The manager of the Garden District Coffee House was impressed enough to place a regular order. Within days, five more Austin cafés agreed to carry Joe’s bagels and nearly a dozen home-delivery clients signed on.
“Only problem was, they asked if I was legal, and I didn’t know,” Joe says. “I mean, it started out as a hobby.”
Three days later, before any orders were made, he’d incorporated, acquired a small loan and rented space at a commercial kitchen. Within three weeks he went from making 12 bagels a day to 120.
Such is the life of a busy bagel CEO—flour, fulfillment, undaunted confidence, even a conference call with an 80-year-old master bagel baker in New York.
“He said I couldn’t make a bagel unless I had New York water,” Joe reports. “But I don’t believe it. I’m making a damn good bagel without it.”

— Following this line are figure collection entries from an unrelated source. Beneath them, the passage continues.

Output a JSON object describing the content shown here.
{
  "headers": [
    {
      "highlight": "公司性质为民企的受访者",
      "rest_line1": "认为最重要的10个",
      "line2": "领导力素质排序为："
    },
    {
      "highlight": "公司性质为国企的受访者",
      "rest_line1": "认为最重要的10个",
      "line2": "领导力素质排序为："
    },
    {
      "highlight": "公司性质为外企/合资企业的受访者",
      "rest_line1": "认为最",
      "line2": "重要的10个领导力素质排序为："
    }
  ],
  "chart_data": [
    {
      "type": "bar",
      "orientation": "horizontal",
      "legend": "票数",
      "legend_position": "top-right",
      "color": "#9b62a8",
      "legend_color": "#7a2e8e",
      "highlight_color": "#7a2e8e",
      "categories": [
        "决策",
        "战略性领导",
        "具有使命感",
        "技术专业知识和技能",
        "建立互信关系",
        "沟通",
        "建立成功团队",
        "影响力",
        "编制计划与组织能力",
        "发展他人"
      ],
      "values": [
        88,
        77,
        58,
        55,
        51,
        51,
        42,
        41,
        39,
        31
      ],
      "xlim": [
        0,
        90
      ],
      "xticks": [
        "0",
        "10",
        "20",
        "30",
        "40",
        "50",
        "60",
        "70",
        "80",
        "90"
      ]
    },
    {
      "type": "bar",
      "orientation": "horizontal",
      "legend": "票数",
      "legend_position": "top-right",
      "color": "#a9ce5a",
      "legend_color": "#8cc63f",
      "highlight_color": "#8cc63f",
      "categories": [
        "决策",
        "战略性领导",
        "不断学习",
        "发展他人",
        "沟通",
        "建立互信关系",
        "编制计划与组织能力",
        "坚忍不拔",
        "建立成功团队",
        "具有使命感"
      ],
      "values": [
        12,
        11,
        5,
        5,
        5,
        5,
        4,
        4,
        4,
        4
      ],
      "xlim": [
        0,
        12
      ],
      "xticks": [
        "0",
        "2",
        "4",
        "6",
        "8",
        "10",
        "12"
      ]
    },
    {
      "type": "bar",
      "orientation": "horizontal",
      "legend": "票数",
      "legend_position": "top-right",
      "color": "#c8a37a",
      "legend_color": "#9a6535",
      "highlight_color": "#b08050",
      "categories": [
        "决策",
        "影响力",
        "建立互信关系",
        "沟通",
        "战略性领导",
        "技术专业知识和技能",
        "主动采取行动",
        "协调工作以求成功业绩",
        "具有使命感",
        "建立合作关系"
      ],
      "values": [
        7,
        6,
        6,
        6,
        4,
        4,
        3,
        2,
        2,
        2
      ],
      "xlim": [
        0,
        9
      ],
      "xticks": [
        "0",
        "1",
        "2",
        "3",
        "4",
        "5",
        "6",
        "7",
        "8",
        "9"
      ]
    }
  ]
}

Find Rockstar Bagels at Quack’s 43rd Street Bakery, Mozart’s Coffee Roasters, Garden District Coffee House, Little City Espresso Bar & Café, Summermoon Coffee Bar, Café Mundi, Spiderhouse, The Snack Bar and Blue Dahlia Bistro. More at myspace.com/rockstarbagels .
Editor's Note: Although opinions expressed in Edible Austin's articles don't necessarily reflect those of our publication or staff, we would like to apologize for any hurt feelings caused by the Notable Edible featuring Rockstar Bagels (June 2009).